Jon Jones has been in the headlines again after being charged with battery of a cocktail waitress at a gentlemen club, and as is the case whenever Jones makes the news for something negative, it did not take long for the dogpile to form from the MMA community. Another UFC superstar who often finds himself in the headlines for misconduct is “The Notorious” Conor McGregor. One of the legal incidents McGregor was in the headlines for this year was being under investigation for sexual assault.
On the most recent episode of The Hollywood Beatdown, Tyron Woodley refused to cast judgment on Jon Jones until the facts are in and believes there is a stark contrast in how fans react to Jon Jones whenever he finds himself in trouble versus how McGregor is treated:
“We gonna act like Conor doesn’t do that every week? And we still want to put him on every fight card; he’s the biggest star. The second Jon Jones does something…” Woodley said. “I’m defending the fact that we selectively throw people under the bus. Conor has done way worse things than Jon, and he’s glorified and praised as some Scarface of our sport. So I’m not gonna be too hard on Jon (when) I don’t even know the details.”

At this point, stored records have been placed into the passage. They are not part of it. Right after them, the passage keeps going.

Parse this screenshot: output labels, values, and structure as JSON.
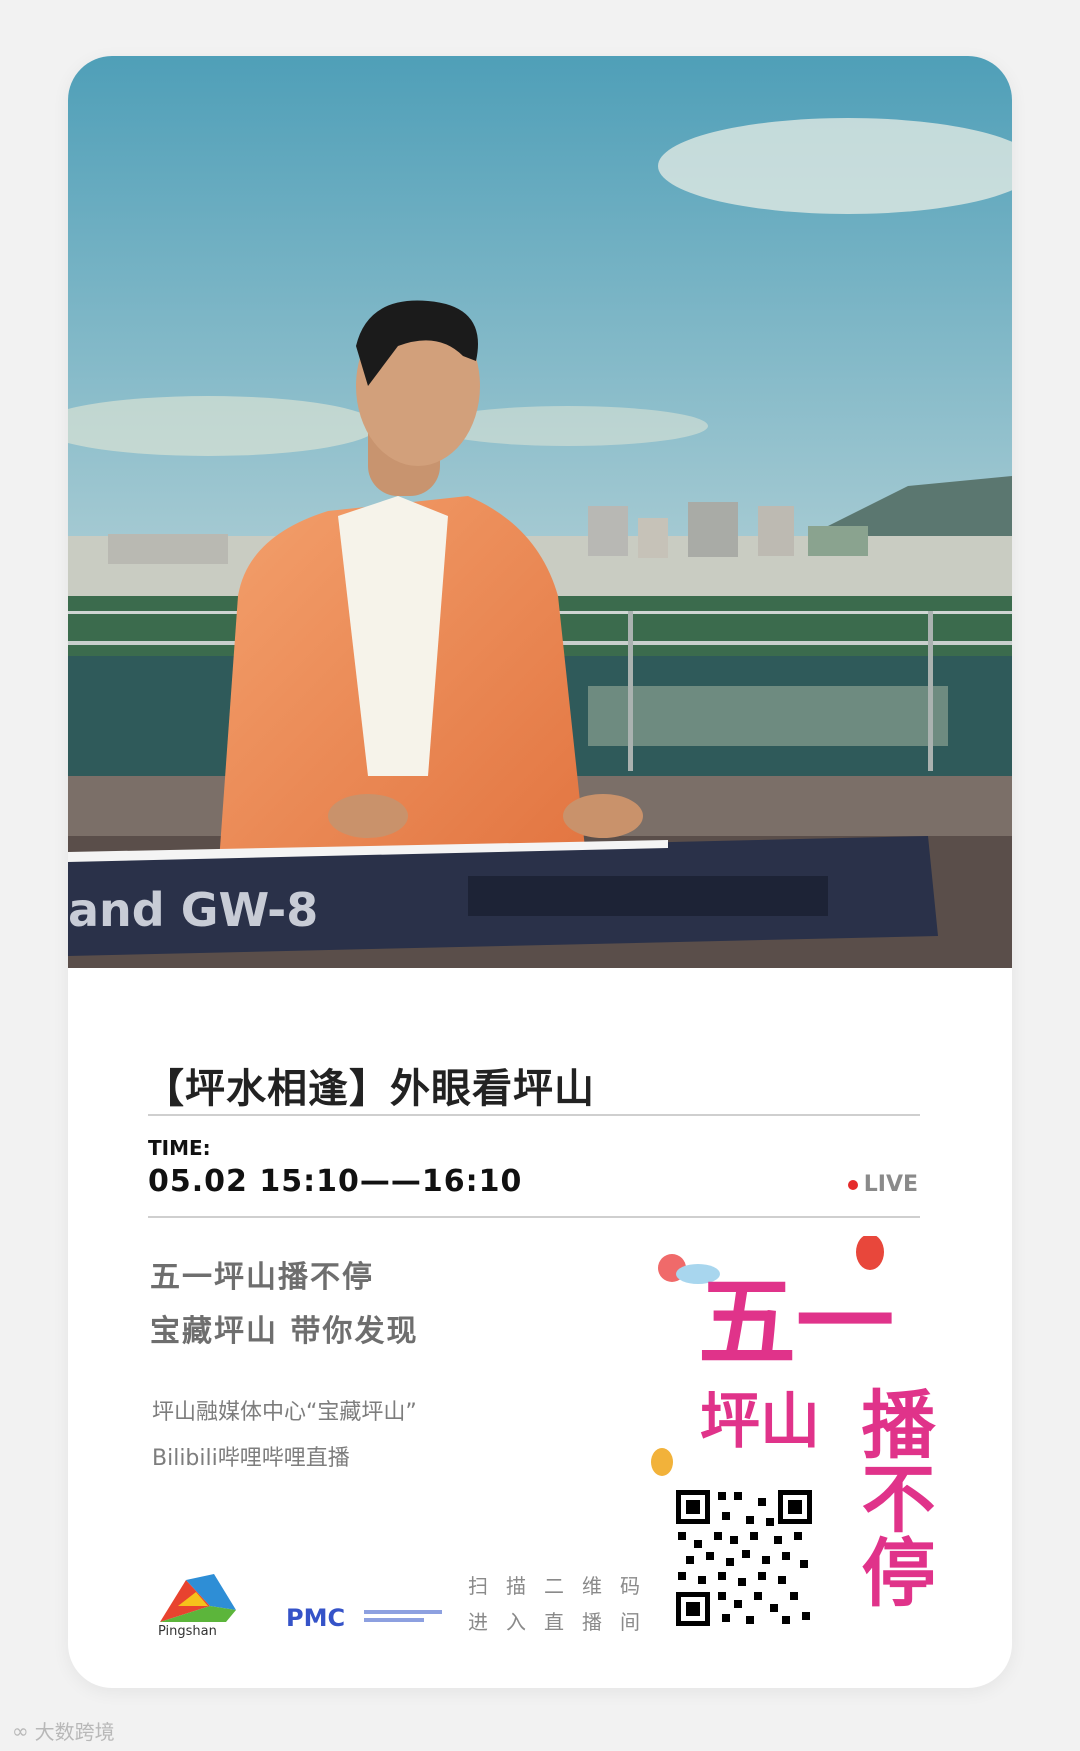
{
  "title": "【坪水相逢】外眼看坪山",
  "time_label": "TIME:",
  "time_value": "05.02  15:10——16:10",
  "live_label": "LIVE",
  "slogan_line1": "五一坪山播不停",
  "slogan_line2": "宝藏坪山 带你发现",
  "info_line1": "坪山融媒体中心“宝藏坪山”",
  "info_line2": "Bilibili哔哩哔哩直播",
  "scan_line1": "扫描二维码",
  "scan_line2": "进入直播间",
  "pingshan_logo_text": "Pingshan",
  "pmc_logo_text": "PMC",
  "poster_text_main": "五一",
  "poster_text_sub": "坪山",
  "poster_text_side": "播不停",
  "keyboard_brand": "and  GW-8",
  "watermark": "大数跨境",
  "colors": {
    "accent_pink": "#e0338a",
    "live_red": "#e52b2b",
    "jacket_orange": "#f08a52"
  }
}
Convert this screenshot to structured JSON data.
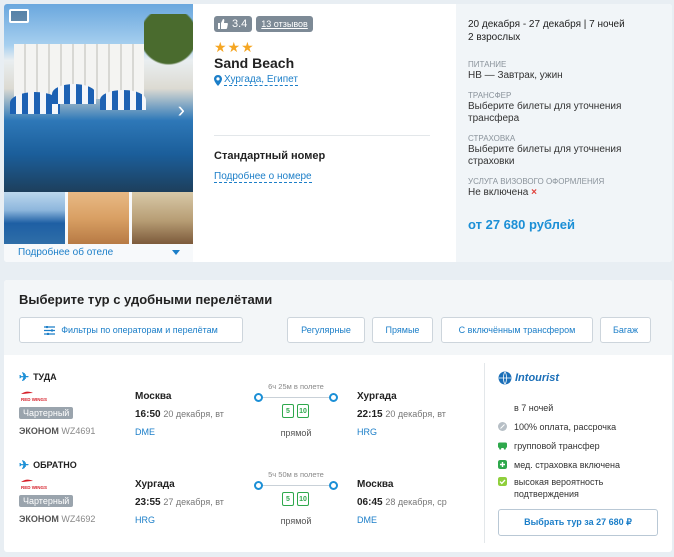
{
  "hotel": {
    "rating": "3.4",
    "reviews": "13 отзывов",
    "stars": "★★★",
    "name": "Sand Beach",
    "location": "Хургада, Египет",
    "room_type": "Стандартный номер",
    "room_link": "Подробнее о номере",
    "about_link": "Подробнее об отеле"
  },
  "trip": {
    "dates": "20 декабря - 27 декабря | 7 ночей",
    "guests": "2 взрослых",
    "meal_label": "ПИТАНИЕ",
    "meal_value": "HB — Завтрак, ужин",
    "transfer_label": "ТРАНСФЕР",
    "transfer_value": "Выберите билеты для уточнения трансфера",
    "insurance_label": "СТРАХОВКА",
    "insurance_value": "Выберите билеты для уточнения страховки",
    "visa_label": "УСЛУГА ВИЗОВОГО ОФОРМЛЕНИЯ",
    "visa_value": "Не включена",
    "visa_cross": "×",
    "price": "от 27 680 рублей"
  },
  "tours": {
    "title": "Выберите тур с удобными перелётами",
    "filters": {
      "operators": "Фильтры по операторам и перелётам",
      "regular": "Регулярные",
      "direct": "Прямые",
      "transfer": "С включённым трансфером",
      "baggage": "Багаж"
    }
  },
  "flights": {
    "outbound": {
      "direction": "ТУДА",
      "airline": "RED WINGS",
      "charter": "Чартерный",
      "class": "ЭКОНОМ",
      "number": "WZ4691",
      "from_city": "Москва",
      "from_time": "16:50",
      "from_date": "20 декабря, вт",
      "from_airport": "DME",
      "duration": "6ч 25м в полете",
      "baggage": "5",
      "hand": "10",
      "direct": "прямой",
      "to_city": "Хургада",
      "to_time": "22:15",
      "to_date": "20 декабря, вт",
      "to_airport": "HRG"
    },
    "return": {
      "direction": "ОБРАТНО",
      "airline": "RED WINGS",
      "charter": "Чартерный",
      "class": "ЭКОНОМ",
      "number": "WZ4692",
      "from_city": "Хургада",
      "from_time": "23:55",
      "from_date": "27 декабря, вт",
      "from_airport": "HRG",
      "duration": "5ч 50м в полете",
      "baggage": "5",
      "hand": "10",
      "direct": "прямой",
      "to_city": "Москва",
      "to_time": "06:45",
      "to_date": "28 декабря, ср",
      "to_airport": "DME"
    }
  },
  "operator": {
    "name": "Intourist",
    "features": [
      "в 7 ночей",
      "100% оплата, рассрочка",
      "групповой трансфер",
      "мед. страховка включена",
      "высокая вероятность подтверждения"
    ],
    "select_button": "Выбрать тур за 27 680 ₽"
  },
  "colors": {
    "accent": "#1b7ec8",
    "price": "#1b8fd6",
    "star": "#f5a623",
    "green": "#2ea84c"
  }
}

Whether Conor McGregor has done “way worse things’ than Jon Jones can be debated, but it is true that both fighters have developed a pattern of finding themselves in hot water, whether it be accusations or confirmed events. Tyron Woodley went on to clarify that his position is not that Jon Jones should be given a pass for his missteps nor that he is assuming Jones is innocent in the battery case, but that McGregor is treated differently when such accusations/events hit the news. Woodley also stressed that he is not defending Jon Jones, but rather addressing hypocrisy and selective outrage:
“I’m not gonna give him a pass, either, because it ain’t my job to give the pass out,” Woodley clarified. “All I’m saying is this: Let’s get all the details first, but let’s not forget there’s a lot of bullshit that go on in our sport that we glorify.”
Does Tyron Woodley have a point? Is there a double standard that exists in the public treatment of Conor McGregor and Jon Jones?